The resolution list is filtered by base_model so users only see valid options for their selected model.

LoRA Picker¶

The lora_picker input type uses base_model to filter compatible LoRAs:

The manifest declares which base_model the LoRA picker should filter by
The frontend calls GET /api/admin/loras/compatible/{base_model}
The backend searches both models.json and loras.json for entries matching that base_model that also have pair_id set
Results are grouped by pair_id and returned as selectable pairs

Download Page Filtering¶

The Models and LoRAs pages use tags for visual filtering (search bar, category filters), but base_model is what determines actual runtime compatibility. A model tagged ["wan", "video"] might appear in a WAN search, but only base_model: "WAN" matters for workflow compatibility checks.

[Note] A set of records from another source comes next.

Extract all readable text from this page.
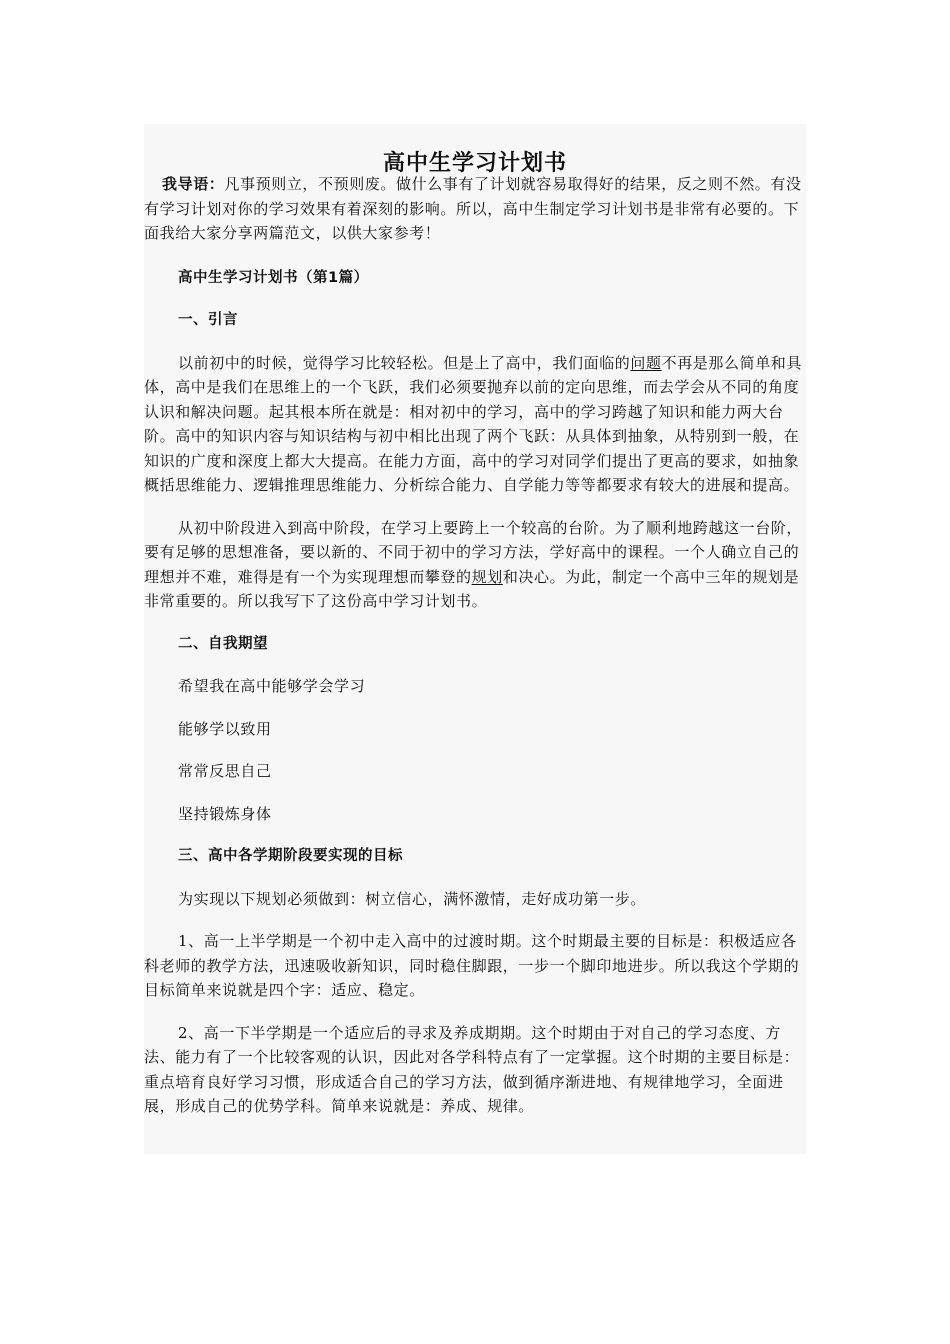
高中生学习计划书

我导语：凡事预则立，不预则废。做什么事有了计划就容易取得好的结果，反之则不然。有没有学习计划对你的学习效果有着深刻的影响。所以，高中生制定学习计划书是非常有必要的。下面我给大家分享两篇范文，以供大家参考！

高中生学习计划书（第1篇）

一、引言

以前初中的时候，觉得学习比较轻松。但是上了高中，我们面临的问题不再是那么简单和具体，高中是我们在思维上的一个飞跃，我们必须要抛弃以前的定向思维，而去学会从不同的角度认识和解决问题。起其根本所在就是：相对初中的学习，高中的学习跨越了知识和能力两大台阶。高中的知识内容与知识结构与初中相比出现了两个飞跃：从具体到抽象，从特别到一般，在知识的广度和深度上都大大提高。在能力方面，高中的学习对同学们提出了更高的要求，如抽象概括思维能力、逻辑推理思维能力、分析综合能力、自学能力等等都要求有较大的进展和提高。

从初中阶段进入到高中阶段，在学习上要跨上一个较高的台阶。为了顺利地跨越这一台阶，要有足够的思想准备，要以新的、不同于初中的学习方法，学好高中的课程。一个人确立自己的理想并不难，难得是有一个为实现理想而攀登的规划和决心。为此，制定一个高中三年的规划是非常重要的。所以我写下了这份高中学习计划书。

二、自我期望

希望我在高中能够学会学习

能够学以致用

常常反思自己

坚持锻炼身体

三、高中各学期阶段要实现的目标

为实现以下规划必须做到：树立信心，满怀激情，走好成功第一步。

1、高一上半学期是一个初中走入高中的过渡时期。这个时期最主要的目标是：积极适应各科老师的教学方法，迅速吸收新知识，同时稳住脚跟，一步一个脚印地进步。所以我这个学期的目标简单来说就是四个字：适应、稳定。

2、高一下半学期是一个适应后的寻求及养成期期。这个时期由于对自己的学习态度、方法、能力有了一个比较客观的认识，因此对各学科特点有了一定掌握。这个时期的主要目标是：重点培育良好学习习惯，形成适合自己的学习方法，做到循序渐进地、有规律地学习，全面进展，形成自己的优势学科。简单来说就是：养成、规律。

Models with Empty base_model¶

Models that work independently of any specific architecture have an empty base_model:

Category	Examples	Why empty
Upscalers	Remacri, UltraSharp, RealESRGAN	Architecture-agnostic super-resolution
Detectors	face_yolov8m	YOLO detection, not tied to diffusion
Segmentation	SAM2.1 Large/Base+/Small/Tiny	Segment Anything, independent model
Face Swap	inswapper_128	InsightFace, not diffusion-based

Two exceptions in the upscalers category:

LTX-2.3 Spatial Upscaler 2x has base_model: "LTX-Video" because it is specifically designed for LTX video upscaling
LTX-2.3 Temporal Upscaler 2x has base_model: "LTX-Video" for the same reason

base_model in the Metadata System¶

When Fetch Metadata runs, CivitAI returns its own baseModel field (e.g., "Wan 2", "SDXL 1.0"). This is stored as civitai_base_model on the entry. If the entry has no base_model set, the CivitAI value is copied over. Otherwise, the existing base_model is preserved -- because CivitAI's naming does not always match the exact values required by the Studio backend.